The full complaint in this case makes fascinating reading. Start on page 7 at paragraph 26 for the details. According to the SEC, Mr Li, as a non-executive director of Dow Jones, learned of News Corp's $60 per share offer on the evening of 12-Apr-07, HK time, and the next morning, Fri-13-Apr-07, Mr Li and Mr Leung travelled together on a flight to Shanghai, during which Mr Li tipped off Mr Leung. Soon after arriving in Shanghai, Mr Leung called his son-in-law, Mr Wong, who began making phone calls to his broker Merrill Lynch. When the US market opened later that day, they began buying shares in Dow Jones, totaling 200,000 shares over 4 days to 17-Apr-07 at an average of $35.88.

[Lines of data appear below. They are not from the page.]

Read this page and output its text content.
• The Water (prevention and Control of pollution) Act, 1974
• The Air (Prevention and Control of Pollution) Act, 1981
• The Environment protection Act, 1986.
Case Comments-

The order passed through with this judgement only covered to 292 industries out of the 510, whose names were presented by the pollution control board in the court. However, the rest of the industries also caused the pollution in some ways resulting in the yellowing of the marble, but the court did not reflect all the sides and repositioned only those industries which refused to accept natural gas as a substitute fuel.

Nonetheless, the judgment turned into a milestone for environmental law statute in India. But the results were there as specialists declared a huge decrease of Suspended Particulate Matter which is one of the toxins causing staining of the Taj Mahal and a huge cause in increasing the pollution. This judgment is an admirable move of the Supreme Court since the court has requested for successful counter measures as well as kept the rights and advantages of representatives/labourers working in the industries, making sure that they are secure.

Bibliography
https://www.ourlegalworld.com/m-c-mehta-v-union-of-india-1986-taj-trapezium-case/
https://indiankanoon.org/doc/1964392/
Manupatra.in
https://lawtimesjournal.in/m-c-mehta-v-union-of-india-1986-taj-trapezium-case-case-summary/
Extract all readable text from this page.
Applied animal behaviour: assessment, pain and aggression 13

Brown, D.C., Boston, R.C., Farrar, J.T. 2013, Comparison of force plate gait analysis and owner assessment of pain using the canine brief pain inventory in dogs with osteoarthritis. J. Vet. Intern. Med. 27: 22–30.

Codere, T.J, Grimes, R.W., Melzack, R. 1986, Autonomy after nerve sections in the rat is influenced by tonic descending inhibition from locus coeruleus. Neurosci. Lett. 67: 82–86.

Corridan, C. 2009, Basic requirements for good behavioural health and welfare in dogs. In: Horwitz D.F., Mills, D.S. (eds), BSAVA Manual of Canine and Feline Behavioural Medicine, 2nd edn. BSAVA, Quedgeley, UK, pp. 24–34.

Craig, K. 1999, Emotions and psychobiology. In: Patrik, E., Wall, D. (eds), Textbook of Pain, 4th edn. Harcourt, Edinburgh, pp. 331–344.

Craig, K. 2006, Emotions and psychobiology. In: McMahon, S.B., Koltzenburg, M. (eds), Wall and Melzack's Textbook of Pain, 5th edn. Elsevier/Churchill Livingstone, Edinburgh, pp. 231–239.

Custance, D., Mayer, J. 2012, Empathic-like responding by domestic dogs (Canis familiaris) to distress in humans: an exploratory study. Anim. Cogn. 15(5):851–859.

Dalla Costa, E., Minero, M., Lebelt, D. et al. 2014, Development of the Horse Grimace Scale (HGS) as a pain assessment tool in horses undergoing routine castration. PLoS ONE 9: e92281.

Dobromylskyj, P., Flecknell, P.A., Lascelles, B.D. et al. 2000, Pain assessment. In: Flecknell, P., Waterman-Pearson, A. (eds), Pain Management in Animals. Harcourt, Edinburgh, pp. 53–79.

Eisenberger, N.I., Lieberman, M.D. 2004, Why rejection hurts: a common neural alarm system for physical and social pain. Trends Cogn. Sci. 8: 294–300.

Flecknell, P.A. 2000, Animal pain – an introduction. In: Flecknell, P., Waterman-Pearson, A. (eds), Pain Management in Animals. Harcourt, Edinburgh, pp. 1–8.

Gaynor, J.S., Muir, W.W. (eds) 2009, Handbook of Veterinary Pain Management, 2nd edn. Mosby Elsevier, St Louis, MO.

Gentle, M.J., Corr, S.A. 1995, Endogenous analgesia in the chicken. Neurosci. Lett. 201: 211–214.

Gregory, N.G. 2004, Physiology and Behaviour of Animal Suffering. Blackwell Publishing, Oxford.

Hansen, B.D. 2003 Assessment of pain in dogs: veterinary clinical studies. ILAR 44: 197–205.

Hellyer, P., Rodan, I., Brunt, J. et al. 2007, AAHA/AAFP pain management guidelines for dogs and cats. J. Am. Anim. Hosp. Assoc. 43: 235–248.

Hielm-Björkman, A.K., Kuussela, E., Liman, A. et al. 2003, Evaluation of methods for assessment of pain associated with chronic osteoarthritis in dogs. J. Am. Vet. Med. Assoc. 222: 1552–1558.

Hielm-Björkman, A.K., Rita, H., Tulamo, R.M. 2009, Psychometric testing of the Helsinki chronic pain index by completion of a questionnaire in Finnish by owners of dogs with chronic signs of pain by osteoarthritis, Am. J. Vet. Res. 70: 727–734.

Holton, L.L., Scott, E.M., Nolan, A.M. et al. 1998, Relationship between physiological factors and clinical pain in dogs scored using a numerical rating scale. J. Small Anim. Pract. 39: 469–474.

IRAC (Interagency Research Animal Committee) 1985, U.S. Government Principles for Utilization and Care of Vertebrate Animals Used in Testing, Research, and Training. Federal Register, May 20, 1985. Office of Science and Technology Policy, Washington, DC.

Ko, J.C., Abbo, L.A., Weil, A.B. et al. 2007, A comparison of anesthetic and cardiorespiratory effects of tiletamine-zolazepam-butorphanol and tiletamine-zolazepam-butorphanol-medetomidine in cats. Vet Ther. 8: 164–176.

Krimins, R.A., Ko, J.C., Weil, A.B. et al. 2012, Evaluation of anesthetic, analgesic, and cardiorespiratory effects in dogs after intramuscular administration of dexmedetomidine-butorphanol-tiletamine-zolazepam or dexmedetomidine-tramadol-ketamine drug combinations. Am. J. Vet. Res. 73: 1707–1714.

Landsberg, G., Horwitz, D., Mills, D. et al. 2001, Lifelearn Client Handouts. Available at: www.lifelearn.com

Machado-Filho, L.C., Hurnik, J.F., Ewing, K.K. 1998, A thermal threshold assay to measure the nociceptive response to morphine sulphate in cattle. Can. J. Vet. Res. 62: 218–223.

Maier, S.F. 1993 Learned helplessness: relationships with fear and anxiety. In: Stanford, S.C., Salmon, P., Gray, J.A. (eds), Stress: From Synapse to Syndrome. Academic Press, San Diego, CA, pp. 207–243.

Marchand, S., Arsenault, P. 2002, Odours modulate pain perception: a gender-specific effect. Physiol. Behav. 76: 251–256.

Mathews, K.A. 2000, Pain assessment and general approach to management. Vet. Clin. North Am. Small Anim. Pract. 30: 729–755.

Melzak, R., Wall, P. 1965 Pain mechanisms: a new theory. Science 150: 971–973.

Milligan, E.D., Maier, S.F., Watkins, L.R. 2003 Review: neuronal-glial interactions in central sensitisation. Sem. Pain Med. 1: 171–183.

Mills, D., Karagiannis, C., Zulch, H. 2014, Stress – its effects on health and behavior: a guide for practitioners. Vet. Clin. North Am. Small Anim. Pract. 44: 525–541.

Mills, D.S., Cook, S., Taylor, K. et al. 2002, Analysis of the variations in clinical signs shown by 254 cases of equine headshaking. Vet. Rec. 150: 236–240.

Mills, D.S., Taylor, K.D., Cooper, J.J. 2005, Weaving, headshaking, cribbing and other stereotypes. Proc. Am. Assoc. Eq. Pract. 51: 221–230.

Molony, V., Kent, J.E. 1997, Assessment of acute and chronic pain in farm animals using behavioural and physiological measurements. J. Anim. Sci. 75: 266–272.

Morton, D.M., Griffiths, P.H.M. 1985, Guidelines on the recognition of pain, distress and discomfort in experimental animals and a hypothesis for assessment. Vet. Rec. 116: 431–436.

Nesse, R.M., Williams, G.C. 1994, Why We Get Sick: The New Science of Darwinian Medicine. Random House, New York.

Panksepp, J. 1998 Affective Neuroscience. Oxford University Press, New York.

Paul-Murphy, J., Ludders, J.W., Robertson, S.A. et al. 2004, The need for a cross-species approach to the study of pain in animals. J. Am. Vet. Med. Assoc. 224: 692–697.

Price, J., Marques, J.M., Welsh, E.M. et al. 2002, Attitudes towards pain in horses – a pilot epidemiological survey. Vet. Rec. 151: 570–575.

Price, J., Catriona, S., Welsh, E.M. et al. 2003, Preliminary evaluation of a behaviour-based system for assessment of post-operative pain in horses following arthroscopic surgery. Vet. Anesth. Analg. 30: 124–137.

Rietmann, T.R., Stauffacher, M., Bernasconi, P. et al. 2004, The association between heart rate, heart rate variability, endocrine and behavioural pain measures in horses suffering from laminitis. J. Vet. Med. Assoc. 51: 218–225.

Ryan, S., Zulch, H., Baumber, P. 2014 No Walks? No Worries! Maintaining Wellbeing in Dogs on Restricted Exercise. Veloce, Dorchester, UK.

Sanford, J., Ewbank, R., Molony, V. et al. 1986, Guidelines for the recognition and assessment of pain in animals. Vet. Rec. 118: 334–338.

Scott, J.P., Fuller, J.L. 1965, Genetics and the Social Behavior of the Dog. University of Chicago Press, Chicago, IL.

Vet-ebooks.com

The complaint continues that 13 days later, on 30-Apr-07, Mr Wong bought, at Mr Leung's instructions, a further 215,000 shares at an average of $36.374. The next day, at about 11:13  in New York, CNBC broke the news of the takeover offer, and the stock was halted at about 11:22. It jumped to a closing price of $56.20 after Dow Jones confirmed the offer and trading recommenced.

The Executive and Legislative Council

Mr Li's close friends also include Hong Kong Chief Executive Donald Tsang Yam Kuen (Mr Tsang). Mr Li was the Chairman of Mr Tsang's "election" campaign in both 2005 and 2007, sending fund-raising letters to the great and the good of HK, and himself donating. As many readers will know, Hong Kong's Chief Executive is chosen by a small-circle committee of 800 people dominated by tycoons with a smattering of Beijing-friendly left-wingers. We covered the fund-raising in detail in our article Don's Donations (7-May-07). After Mr Tsang was nominated unopposed in 2005 as Chief Executive, he appointed Mr Li to his cabinet, known as the Executive Council, on 1-Nov-05. This is Hong Kong's highest policy-making body. After Mr Tsang's re-election, on 1-Jul-07 Mr Li was awarded HK's highest gong, the Grand Bauhinia Medal, which is normally reserved for Beijing-friendly tycoons, retired judges of our highest court, and former Chief Executives and Chief Secretaries (the number two position in HK). Only 42 GBMs have been awarded, and at least 10 are now dead.

Since 1985, Mr Li has also been a member of the Legislative Council, representing the Banking functional constituency  - another of HK's small-circle elections with an electorate consisting of authorised banks.

Resignation is the honourable course

Mr Li's US$8.1m settlement of the alleged insider tipping case brings into question his continued role in the cabinet and legislature. If a member of George Bush or Gordon Brown's cabinet entered a settlement in such a case, he would surely resign. If a member of the US Senate or House of Representatives were involved, he would also resign. As a cabinet member, Mr Li is privy to all sorts of confidential and potentially price-sensitive information about Hong Kong affairs, and he also has input in shaping policy. He has a duty of confidentiality which the SEC claims he had trouble keeping in the Dow Jones case. Mr Li should do the honourable thing, and avoid undermining the reputation of Hong Kong's cabinet and legislature. He should resign.

He did not admit or deny wrong-doing, but if he was that confident of his defence, then he would have fought the case and cleared his name rather than settle it. Politicians, however well-connected, should not be allowed to retain their positions by buying their way out of allegations. If he doesn't go, then it underlines how unaccountable Hong Kong's cabinet and functional constituencies are.

As a secondary matter, under the Banking Ordinance, the Hong Kong Monetary Authority has a duty to review, in the light of the SEC's allegations, whether Mr Li is a fit and proper person to be Chairman and Chief Executive of a licensed bank, BEA (see paragraphs 4.11 to 4.18 of Chapter 4 of the HKMA's Guide to Authorization). There are also 10 other HK-listed companies in which he sits as an independent non-executive director - he ranks equal 4th as one of the busiest INEDs in Hong Kong, as well as serving on overseas boards. They should all reconsider whether Mr Li is an asset to their boards.